Hundreds of scientists and government officials from around the world are meeting in Bangkok, preparing to issue a May 4 report on what steps should be taken to combat global warming. But a new study released May 1 showed that one of the group's predictions on climate change, made in an earlier February report, may already be too conservative.

The Intergovernmental Panel on Climate Change (IPPC) had said that Arctic sea ice was shrinking by as much as 5.4 percent per decade. At that rate, it could disappear entirely toward the end of this century.

But new analysis from scientists at the National Center for Atmospheric Research and the National Snow and Ice Data Center (NSIDC), both in Boulder, Colo., shows that the rate from 1953 to 2006 was more like 7.8 percent per decade. The earlier IPCC models suggested that about half the polar melting was due to global warming. The NSIDC study says greenhouse gases may play an even more significant role.

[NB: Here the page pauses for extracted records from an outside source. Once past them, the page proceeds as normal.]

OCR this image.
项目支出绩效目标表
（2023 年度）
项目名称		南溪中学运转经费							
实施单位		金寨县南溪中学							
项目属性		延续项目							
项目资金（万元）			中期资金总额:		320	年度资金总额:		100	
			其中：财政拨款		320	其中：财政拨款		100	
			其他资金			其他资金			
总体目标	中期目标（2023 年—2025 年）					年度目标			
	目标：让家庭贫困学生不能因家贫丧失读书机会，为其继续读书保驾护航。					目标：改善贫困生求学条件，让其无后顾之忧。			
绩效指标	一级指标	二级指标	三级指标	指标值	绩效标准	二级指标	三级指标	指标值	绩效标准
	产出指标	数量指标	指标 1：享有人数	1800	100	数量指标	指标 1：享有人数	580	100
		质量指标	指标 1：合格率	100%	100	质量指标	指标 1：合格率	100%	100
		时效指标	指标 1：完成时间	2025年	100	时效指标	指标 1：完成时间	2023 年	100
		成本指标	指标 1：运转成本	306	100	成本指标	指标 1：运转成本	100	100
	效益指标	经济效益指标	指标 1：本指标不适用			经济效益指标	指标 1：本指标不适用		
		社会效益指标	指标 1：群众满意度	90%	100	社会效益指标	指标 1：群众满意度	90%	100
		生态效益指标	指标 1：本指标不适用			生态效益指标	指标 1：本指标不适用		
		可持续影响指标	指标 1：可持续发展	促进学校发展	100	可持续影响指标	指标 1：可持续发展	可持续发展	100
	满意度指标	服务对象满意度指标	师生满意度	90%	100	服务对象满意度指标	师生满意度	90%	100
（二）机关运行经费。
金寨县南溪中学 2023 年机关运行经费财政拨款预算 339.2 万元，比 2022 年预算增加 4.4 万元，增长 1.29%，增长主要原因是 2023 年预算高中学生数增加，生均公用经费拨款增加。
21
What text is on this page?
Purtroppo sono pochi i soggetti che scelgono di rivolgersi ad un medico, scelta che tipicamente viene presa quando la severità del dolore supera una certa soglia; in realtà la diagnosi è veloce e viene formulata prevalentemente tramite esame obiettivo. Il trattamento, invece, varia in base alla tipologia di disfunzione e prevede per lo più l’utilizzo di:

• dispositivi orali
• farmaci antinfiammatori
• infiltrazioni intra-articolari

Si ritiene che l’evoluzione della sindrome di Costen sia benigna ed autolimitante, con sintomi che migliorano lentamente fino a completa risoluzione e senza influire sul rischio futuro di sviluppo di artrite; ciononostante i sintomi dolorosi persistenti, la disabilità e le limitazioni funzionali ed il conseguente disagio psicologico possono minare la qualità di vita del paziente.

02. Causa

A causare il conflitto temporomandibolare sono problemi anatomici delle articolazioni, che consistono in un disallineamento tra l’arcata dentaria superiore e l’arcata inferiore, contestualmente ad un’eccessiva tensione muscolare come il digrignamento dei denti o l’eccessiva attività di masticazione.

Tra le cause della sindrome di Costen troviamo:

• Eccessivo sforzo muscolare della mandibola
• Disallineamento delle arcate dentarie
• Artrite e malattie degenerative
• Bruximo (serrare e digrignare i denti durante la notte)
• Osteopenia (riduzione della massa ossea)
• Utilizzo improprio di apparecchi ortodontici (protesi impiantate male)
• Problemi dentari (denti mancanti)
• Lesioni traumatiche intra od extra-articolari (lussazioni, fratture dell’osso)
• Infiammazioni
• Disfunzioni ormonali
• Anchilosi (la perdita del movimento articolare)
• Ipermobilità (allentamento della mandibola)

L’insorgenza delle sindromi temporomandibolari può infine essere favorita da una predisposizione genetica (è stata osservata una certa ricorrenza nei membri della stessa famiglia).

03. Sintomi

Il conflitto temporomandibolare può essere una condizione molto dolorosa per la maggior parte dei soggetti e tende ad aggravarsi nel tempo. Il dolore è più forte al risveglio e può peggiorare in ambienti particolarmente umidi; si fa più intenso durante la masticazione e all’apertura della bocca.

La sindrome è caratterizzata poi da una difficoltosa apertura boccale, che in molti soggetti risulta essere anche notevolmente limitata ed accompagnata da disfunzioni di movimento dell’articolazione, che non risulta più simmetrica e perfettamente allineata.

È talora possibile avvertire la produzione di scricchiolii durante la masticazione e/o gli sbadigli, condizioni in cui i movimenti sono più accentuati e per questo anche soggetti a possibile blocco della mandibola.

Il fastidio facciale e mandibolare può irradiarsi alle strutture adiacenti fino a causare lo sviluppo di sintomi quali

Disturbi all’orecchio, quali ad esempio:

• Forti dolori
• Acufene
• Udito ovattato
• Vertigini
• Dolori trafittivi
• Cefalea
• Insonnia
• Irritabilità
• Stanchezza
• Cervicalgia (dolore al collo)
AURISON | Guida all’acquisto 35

"Because of this disparity, the shrinking of summertime ice is about 30 years ahead of the [IPCC] climate model projections,'' said Ted Scambos, an NSIDC scientist, in an article by the Bloomberg news service.

Meanwhile, media reports from Bangkok indicate that the IPCC meeting had become contentious, as countries including the United States and China strove to shape the document to their liking. The report, the third of four the IPCC will issue this year, won't be binding, but it will influence actions taken by governments, including the G-8 summit of industrialized countries in June and negotiations on updating the 10-year-old Kyoto climate treaty in December, said a story from the BBC. It quoted UN Environment Programme spokesman Michael Williams as saying:

"The IPCC plays an incredibly important role in the political negotiations so people can point and say 'Look, this is what is going to happen in 50 years, these are the options available for us to take actions.'"

A Reuters correspondent talked to an unnamed delegate willing to discuss the meeting's contentious atmosphere.

"This process is agreement by exhaustion. It's not the smartest way to work out key issues which should be driving the world forward, but that's the way it's done. ... nothing is agreed until it's all agreed. That's where the negotiation by exhaustion comes in. It's the last person standing here that wins."

Renewable energy, nuclear power, biofuels, and reforestation are some of the solutions to cutting greenhouse-gas emissions that the document is likely to contain , reported the Agence France-Presse (AFP) news service. Said Peter Lukey, a delegate from South Africa:

"It's very difficult at these negotiations to try to find that level of compromise and to try to find sustainable solutions that are equitable. This is a highly politicized event ... it's highly frustrating."

As developing countries grow they must look for new and cheap fuel sources, which then add to the greenhouse-gas emissions that must be reduced if warming is to be curbed. Lalith Chandrapala, a delegate from Sri Lanka, told AFP:

"Ten years ago [our energy] was mostly hydroelectricity. Now, with the increase in power consumption ... we are going into coal. The problem is for a country like Sri Lanka, because our economy is not that strong, we can't afford anything else."

Based on its own look at an early draft, Britain's Sunday newspaper The Observer suggests that the IPCC findings would rile environmental groups if they include solutions such as greater use of nuclear power. It quoted Tony Juniper, executive director of the advocacy group Friends of the Earth, as saying:

"Simply replacing one set of technologies with another set of technologies won't work, especially when there are such big downsides with some of them. Structural change to the economy, behavior change, and culture change – those have to be elements in a world of decarbonization."

No matter how the IPCC stew is cooked, the final dish will be served up as a recipe for how governments should work together. But back in Washington, at an April 30 press conference with German Chancellor Angela Merkel, President Bush indicated that the United States, which did not sign the Kyoto Protocol, was more likely to continue to go it alone. MarketWatch quoted the president as saying:

"Each country needs to recognize that we must reduce our greenhouse gases and deal obviously with their own internal politics to come up with an effective strategy that hopefully when added together ... leads to a real reduction."